Il confine tra libertà dell’individuo e rispetto dello spazio altrui non è sempre facile da tracciare, soprattutto in un contesto virtuale e (solo apparentemente) astratto qual è il web. È quanto appare evidente dal polverone mediatico generatosi attorno all’ultima proposta di legge del deputato di Italia Viva Luigi Marattin: rendere obbligatorio il documento d’identità per l’iscrizione ai social network. L’idea, nata – a detta del deputato renziano – dalla necessità di tutelare gli utenti del web, ha però da subito suscitato diverse critiche, anche tra gli esperti del settore.

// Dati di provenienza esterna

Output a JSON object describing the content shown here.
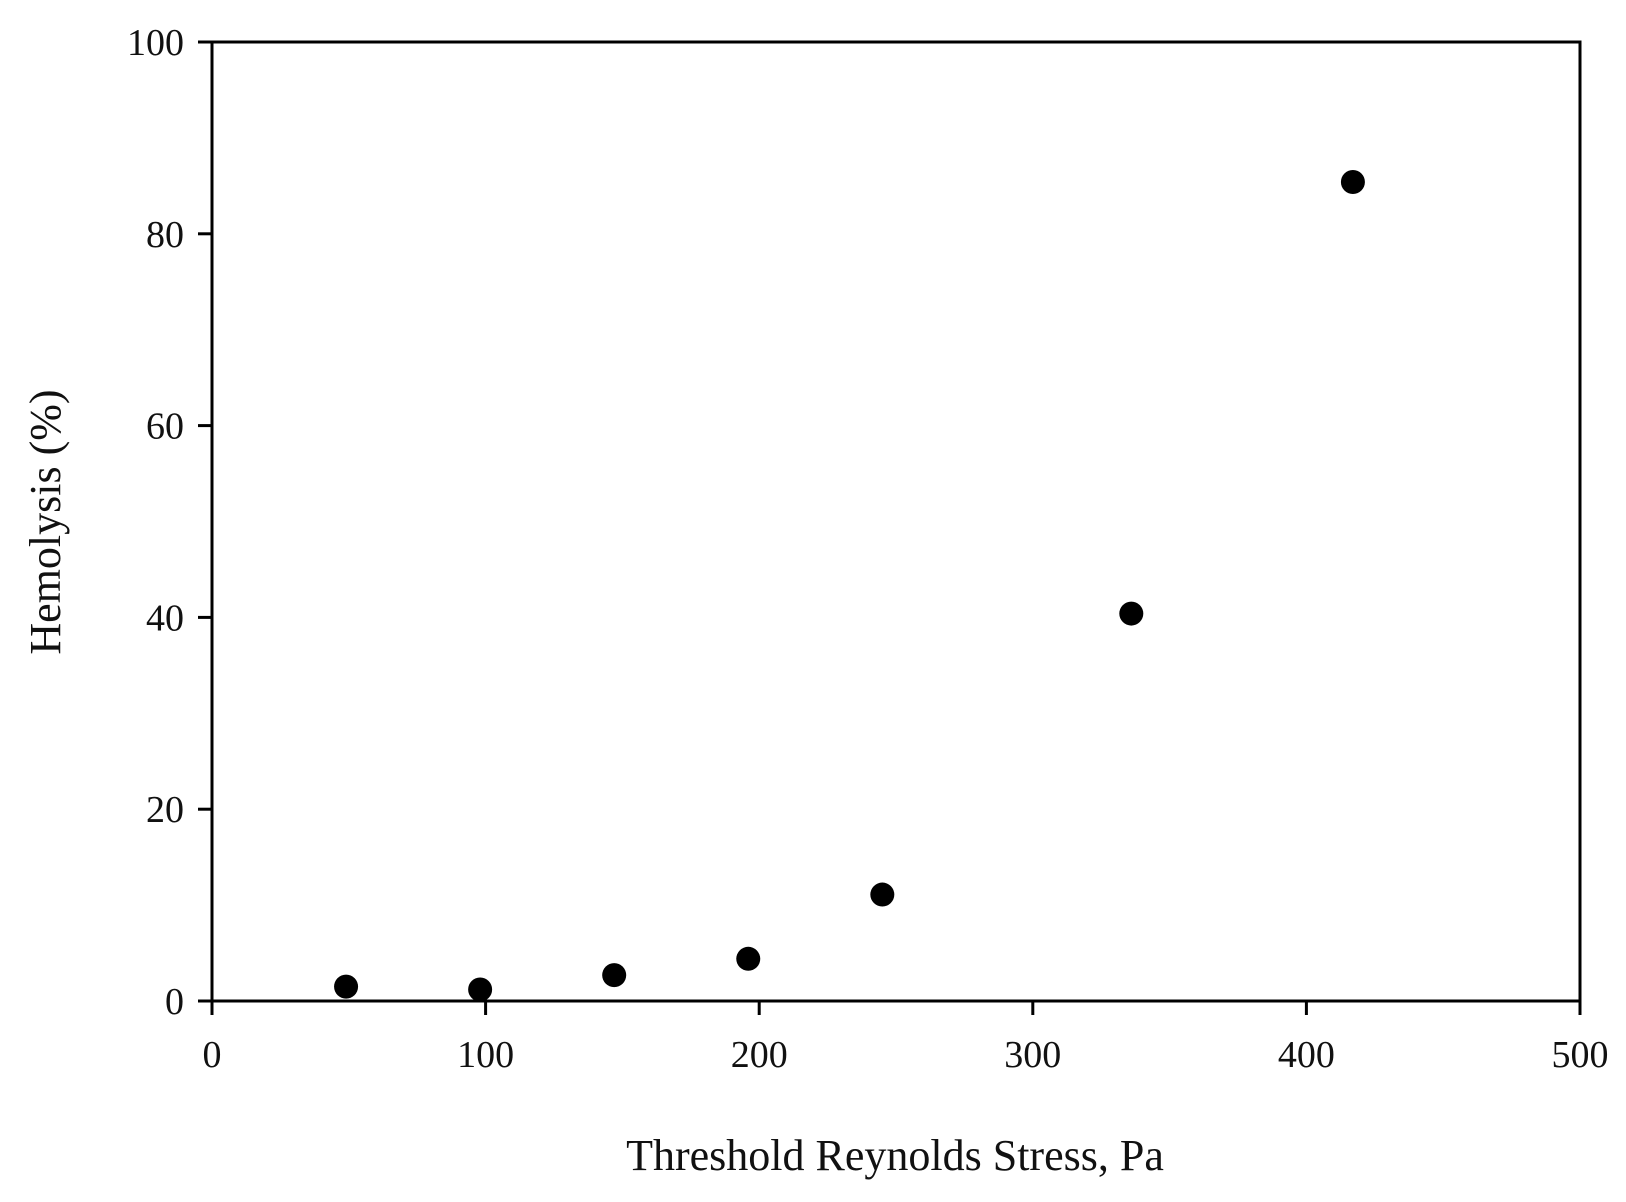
{
  "chart_data": {
    "type": "scatter",
    "title": "",
    "xlabel": "Threshold Reynolds Stress, Pa",
    "ylabel": "Hemolysis (%)",
    "xlim": [
      0,
      500
    ],
    "ylim": [
      0,
      100
    ],
    "xticks": [
      0,
      100,
      200,
      300,
      400,
      500
    ],
    "yticks": [
      0,
      20,
      40,
      60,
      80,
      100
    ],
    "xtick_labels": [
      "0",
      "100",
      "200",
      "300",
      "400",
      "500"
    ],
    "ytick_labels": [
      "0",
      "20",
      "40",
      "60",
      "80",
      "100"
    ],
    "grid": false,
    "legend": "none",
    "marker_color": "#000000",
    "series": [
      {
        "points": [
          {
            "x": 49,
            "y": 1.5
          },
          {
            "x": 98,
            "y": 1.2
          },
          {
            "x": 147,
            "y": 2.7
          },
          {
            "x": 196,
            "y": 4.4
          },
          {
            "x": 245,
            "y": 11.1
          },
          {
            "x": 336,
            "y": 40.4
          },
          {
            "x": 417,
            "y": 85.4
          }
        ]
      }
    ]
  }
}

“Impedire che il web rimanga la fogna che è diventato”. È questa la motivazione che ha spinto Marattin ha diffondere tramite Tweet la sua ultima proposta di legge, quella di obbligare chiunque voglia avere un profilo social a presentare un documento d’identità, pur preservando il diritto al nickname. Il web dovrebbe essere “uno strumento – ha dichiarato Marattin in un tweet – per rafforzare e allargare le nostre democrazie e non per rovinarle”. Ecco dunque l’idea di introdurre un ulteriore elemento di riconoscibilità degli utenti, con l’obiettivo ultimo di limitare e combattere fenomeni quali le fake-news, i profili falsi e ovviamente il cyber-bullismo.
Dalle idee ai fatti. Qualche ora dopo il tweet incriminato infatti Marattin ha lanciato via social una petizione ufficiale, sostenuta da Italia Viva, per far sì che “anche i social network – si legge sul sito del neonato movimento – per legge ed avvalendosi di autorità terze, possano esser messi nelle condizioni di garantire che ad un account corrisponda un nome ed un cognome di una persona reale”. Il fine dovrebbe essere quindi quello di rendere gli utenti “eventualmente rintracciabile in caso di violazioni di legge”, ma le cose non sono così semplici e lineari, come potrebbe sembrare.
Una proposta “inutile”. È questa la critica principale mossa contro Marattin, anche da esperti della materia come il professore del Politecnico di Milano Stefano Zanero. Quest’ultimo, in particolare, ha fatto notare – si legge sull’Agi – che “il cosiddetto ‘anonimato online’ in realtà già non esiste: esiste lo pseudonimato, ovvero la possibilità di usare un nickname o un nome finto anziché quello vero”. Inoltre – fanno notare alcuni esperti – gli strumenti per identificare gli utenti esisterebbero già, riferendosi alla possibilità di risalire dai profili social agli indirizzi IP.
Ma Marattin sembra non demordere, come dimostra la lettera pubblica inviata a la Repubblica in risposta alle critiche sollevate dal giornalista Riccardo Luna. Il nodo della questione sembrerebbe essere la possibilità di conciliare il diritto all’anonimato con la necessità di identificare ogni utente. Marattin, in particolare, ha voluto sottolineare come il secondo punto non sia in realtà così facile da garantire. “Questa affermazione – ha argomentato Marattin – corrisponderebbe a verità se già oggi la magistratura potesse sempre e comunque risalire con certezza all’utente di un profilo e identificarlo. Ma questa cosa, come sa chiunque abbia intentato un’azione legale per atti commessi in rete, semplicemente non è vera.” Luna, dal canto suo, è intervenuto immediatamente a ribadire come, nonostante il problema dei profili fake e dell’hate speech sia reale, la strada suggerita dal deputato renziano sia del tutto inefficace. “Gli odiatori volendo si trovano già così. Costringere tutti gli italiani a dare la carta di identità per navigare non serve a combattere le fake news e gli odiatori. Non è una opinione, è un fatto” ha ribadito con fermezza Luna dalle pagine de la Repubblica, ma il dibattito sulla questione sembra tutt’altro che chiuso.